Figure 3 and 4 showed the effect of UV-C on total protein content in mycorrhizal and non-mycorrhizal wheats. These results suggested that mycorrhizal samples had a higher level of proteins in comparison to non-mycorrhizal plants, but this increase was not significant. Absorption of UV radiation by aromatic amino acids and nucleotides can lead to disabling photochemical changes in the corresponding proteins and nucleic acids (Teramura, 1996). Nemec and Meredith (1981) found that Glomus etunicatum inoculated Citrus limon leaves had higher total amino acids than control. Selvaraj (1998) also reported increased levels of total amino acids in Prosopis juliflora inoculated with Glomus fasciculatum. Protein content, increased in arbuscular mycorrhizal inoculated plants, too.

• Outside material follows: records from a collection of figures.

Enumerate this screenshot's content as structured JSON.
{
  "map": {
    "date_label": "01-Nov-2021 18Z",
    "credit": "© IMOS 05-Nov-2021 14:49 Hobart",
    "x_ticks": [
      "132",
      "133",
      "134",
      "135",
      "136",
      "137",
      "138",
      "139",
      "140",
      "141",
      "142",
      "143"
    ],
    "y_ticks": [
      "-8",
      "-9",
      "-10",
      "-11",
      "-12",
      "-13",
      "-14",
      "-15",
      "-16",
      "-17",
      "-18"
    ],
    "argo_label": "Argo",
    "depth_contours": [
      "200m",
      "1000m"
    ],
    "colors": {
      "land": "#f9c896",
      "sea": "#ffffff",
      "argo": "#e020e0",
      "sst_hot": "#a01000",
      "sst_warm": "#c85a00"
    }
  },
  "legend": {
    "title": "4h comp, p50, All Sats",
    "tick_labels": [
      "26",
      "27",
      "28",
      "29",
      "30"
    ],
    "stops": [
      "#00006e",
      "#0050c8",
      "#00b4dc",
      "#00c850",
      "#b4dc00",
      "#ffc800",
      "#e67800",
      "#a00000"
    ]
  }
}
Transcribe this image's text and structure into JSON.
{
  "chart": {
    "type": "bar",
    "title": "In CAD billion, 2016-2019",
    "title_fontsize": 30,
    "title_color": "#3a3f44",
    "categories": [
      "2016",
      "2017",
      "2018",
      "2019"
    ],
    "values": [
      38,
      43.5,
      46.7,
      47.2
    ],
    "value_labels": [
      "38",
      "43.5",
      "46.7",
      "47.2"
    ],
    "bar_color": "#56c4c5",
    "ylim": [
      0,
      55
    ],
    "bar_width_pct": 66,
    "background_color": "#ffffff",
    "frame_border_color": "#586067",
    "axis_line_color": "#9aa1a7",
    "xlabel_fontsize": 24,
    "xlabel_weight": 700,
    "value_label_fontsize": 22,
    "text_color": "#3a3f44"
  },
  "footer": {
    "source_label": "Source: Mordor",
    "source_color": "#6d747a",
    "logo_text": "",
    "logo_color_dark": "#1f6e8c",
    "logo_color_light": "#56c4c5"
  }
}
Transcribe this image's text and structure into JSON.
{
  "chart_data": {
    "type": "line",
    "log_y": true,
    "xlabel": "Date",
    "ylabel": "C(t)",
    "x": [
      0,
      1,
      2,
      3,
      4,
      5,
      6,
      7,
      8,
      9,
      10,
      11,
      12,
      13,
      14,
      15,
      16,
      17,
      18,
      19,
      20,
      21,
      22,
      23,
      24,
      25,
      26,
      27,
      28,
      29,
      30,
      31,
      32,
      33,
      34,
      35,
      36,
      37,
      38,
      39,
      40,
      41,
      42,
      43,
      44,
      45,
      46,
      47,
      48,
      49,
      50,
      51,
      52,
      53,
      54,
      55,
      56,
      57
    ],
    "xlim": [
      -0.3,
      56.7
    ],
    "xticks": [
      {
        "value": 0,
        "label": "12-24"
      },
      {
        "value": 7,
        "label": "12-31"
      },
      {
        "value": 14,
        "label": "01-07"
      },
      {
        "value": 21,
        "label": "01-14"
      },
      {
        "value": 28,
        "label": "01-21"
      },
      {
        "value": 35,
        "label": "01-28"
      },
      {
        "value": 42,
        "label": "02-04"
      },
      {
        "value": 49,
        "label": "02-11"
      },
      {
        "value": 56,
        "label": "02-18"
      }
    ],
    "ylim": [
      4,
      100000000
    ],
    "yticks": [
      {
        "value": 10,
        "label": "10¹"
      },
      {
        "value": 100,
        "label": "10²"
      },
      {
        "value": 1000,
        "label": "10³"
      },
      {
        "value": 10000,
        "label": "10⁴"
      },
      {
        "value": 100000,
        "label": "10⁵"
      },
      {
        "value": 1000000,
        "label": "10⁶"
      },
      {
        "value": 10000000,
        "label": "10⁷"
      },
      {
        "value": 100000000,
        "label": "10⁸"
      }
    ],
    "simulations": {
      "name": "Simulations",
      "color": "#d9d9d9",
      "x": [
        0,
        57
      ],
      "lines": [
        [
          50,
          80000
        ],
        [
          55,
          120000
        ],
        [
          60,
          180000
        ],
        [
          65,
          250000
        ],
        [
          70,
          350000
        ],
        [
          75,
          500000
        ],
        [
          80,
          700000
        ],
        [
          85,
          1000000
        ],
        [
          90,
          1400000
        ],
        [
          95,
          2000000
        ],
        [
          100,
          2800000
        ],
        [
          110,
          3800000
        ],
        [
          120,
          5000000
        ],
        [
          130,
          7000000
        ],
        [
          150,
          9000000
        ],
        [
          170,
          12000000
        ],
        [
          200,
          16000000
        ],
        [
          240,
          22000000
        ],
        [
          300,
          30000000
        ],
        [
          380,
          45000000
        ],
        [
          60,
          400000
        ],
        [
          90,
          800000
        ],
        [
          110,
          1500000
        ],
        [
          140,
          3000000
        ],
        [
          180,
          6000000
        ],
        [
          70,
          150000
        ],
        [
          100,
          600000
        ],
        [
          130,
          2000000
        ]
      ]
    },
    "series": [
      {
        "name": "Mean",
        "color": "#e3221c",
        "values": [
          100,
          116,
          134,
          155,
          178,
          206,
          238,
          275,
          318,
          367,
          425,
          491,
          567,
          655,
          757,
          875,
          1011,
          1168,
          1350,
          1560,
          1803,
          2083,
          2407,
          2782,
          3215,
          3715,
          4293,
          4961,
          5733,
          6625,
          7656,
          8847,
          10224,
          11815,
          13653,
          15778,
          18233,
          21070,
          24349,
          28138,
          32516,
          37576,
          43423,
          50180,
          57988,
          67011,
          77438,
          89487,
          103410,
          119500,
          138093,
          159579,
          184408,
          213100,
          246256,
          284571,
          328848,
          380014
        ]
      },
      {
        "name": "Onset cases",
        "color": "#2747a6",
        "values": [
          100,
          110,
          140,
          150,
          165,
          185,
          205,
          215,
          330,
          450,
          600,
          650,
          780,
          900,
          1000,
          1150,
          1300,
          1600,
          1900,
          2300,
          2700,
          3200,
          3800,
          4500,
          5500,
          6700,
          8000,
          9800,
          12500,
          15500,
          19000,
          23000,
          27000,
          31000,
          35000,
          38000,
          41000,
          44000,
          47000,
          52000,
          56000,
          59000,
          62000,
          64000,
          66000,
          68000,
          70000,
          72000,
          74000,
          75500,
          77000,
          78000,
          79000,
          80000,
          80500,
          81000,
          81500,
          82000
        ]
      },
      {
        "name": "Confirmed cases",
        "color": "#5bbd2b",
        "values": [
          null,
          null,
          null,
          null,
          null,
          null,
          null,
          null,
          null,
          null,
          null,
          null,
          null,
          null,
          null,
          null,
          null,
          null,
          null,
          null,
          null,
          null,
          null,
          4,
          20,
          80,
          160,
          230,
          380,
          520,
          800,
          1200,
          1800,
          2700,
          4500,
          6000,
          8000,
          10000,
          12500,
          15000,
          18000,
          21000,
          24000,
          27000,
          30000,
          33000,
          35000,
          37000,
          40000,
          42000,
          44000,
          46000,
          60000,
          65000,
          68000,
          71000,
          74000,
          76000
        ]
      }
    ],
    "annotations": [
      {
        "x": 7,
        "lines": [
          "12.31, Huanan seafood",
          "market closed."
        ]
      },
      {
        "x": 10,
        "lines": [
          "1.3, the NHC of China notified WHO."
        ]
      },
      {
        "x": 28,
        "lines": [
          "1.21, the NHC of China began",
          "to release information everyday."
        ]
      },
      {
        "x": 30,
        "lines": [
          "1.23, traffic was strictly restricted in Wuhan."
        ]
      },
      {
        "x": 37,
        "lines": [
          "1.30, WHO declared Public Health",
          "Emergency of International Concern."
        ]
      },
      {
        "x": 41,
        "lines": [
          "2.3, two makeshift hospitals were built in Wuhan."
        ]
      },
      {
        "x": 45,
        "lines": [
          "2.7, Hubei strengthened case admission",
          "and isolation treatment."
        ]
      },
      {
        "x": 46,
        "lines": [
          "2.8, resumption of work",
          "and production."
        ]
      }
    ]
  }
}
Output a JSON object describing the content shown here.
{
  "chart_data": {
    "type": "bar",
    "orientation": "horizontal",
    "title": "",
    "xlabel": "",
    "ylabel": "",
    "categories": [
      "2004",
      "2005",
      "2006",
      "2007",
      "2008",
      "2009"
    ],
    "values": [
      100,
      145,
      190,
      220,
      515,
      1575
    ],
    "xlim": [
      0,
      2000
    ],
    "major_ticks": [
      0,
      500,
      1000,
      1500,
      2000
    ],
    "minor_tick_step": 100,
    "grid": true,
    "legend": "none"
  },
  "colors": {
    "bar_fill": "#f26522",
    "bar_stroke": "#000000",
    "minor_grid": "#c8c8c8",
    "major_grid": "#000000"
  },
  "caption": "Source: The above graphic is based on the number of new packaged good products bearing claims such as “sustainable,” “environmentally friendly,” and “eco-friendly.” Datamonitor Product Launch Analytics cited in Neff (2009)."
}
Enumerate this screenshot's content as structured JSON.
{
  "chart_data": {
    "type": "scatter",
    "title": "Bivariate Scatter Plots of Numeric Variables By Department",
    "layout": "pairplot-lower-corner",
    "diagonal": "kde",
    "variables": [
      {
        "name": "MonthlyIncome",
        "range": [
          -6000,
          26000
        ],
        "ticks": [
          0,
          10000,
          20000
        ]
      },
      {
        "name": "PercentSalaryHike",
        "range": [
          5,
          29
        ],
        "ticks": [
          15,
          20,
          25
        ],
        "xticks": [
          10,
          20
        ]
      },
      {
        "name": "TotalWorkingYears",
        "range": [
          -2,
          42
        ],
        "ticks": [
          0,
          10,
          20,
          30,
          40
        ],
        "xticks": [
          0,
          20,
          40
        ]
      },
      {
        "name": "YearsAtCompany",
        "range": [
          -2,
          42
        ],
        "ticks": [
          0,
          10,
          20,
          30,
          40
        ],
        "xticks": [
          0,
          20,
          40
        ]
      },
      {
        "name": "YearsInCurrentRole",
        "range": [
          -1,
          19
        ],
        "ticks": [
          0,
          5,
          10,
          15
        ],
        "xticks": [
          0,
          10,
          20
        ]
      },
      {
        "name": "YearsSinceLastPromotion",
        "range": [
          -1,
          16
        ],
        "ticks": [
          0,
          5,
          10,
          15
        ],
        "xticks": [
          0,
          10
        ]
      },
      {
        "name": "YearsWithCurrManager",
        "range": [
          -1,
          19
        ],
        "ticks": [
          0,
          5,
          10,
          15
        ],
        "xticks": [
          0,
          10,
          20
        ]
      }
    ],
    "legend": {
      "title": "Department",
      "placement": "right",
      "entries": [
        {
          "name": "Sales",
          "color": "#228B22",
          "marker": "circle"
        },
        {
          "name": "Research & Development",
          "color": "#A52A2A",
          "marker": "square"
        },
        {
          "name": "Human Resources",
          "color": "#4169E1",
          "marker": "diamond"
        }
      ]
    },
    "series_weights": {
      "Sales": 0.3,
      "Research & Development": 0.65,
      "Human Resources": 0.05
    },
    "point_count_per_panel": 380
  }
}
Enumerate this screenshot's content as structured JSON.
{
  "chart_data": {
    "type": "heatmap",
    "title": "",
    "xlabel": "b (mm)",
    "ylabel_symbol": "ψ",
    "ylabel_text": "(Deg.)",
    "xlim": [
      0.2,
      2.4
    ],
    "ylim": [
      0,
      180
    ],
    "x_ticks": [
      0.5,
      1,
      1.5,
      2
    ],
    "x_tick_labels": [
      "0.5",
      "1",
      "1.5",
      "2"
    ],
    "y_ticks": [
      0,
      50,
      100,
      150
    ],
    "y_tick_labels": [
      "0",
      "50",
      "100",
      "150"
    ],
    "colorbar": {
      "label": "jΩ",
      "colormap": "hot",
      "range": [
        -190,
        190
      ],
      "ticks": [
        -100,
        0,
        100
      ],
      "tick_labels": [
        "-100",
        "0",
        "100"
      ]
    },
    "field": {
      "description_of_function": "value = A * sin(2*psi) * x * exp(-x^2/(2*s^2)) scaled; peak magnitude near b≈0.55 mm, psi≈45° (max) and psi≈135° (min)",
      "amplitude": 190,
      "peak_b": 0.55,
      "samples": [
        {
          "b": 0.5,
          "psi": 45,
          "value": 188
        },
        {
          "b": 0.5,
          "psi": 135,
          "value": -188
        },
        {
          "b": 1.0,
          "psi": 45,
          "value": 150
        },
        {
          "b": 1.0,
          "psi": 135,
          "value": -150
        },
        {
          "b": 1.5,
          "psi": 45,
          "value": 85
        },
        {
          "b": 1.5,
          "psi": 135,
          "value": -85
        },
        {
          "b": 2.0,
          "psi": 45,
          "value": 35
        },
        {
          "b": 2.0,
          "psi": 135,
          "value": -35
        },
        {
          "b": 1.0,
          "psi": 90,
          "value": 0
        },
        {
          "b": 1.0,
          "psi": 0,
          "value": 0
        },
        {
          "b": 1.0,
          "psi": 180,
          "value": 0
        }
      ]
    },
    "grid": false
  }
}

One of the most important indicators of physiological activity is the rate of photosynthesis, which is related to the chlorophyll content of plants (Demir, 2004). Present study indicated that UV-C radiation has been reduced chlorophylls a and b and carotenoids in wheat plants, but this reduction was lower in non-mycorrhizal plants. Investigations showed that the carotenoids and chlorophyll decreased with the increasing time of the UV-C treatment (Du and Jin, 2000). In another study, it has been shown that the carotenoids content decrease after exposure to UV-C light in the snow alga Chlamydomonas nivalis (Duval et al., 2006). In the other hand, it has been shown that the chlorophyll content of mycorrhizal pepper plants was higher than that of non-mycorrhizal control plants in one investigation (Demir, 2004). Also, AM fungi have been shown to increase chlorophyll concentration in the grass Bouteloua gracilis (Allen and Allen, 1981).
Therefore, photosynthesis activity and chlorophyll content increase under UV-C radiation as a result of mycorrhizal association so they have a close relationship with the increase in the function of mycorrhizal fungi.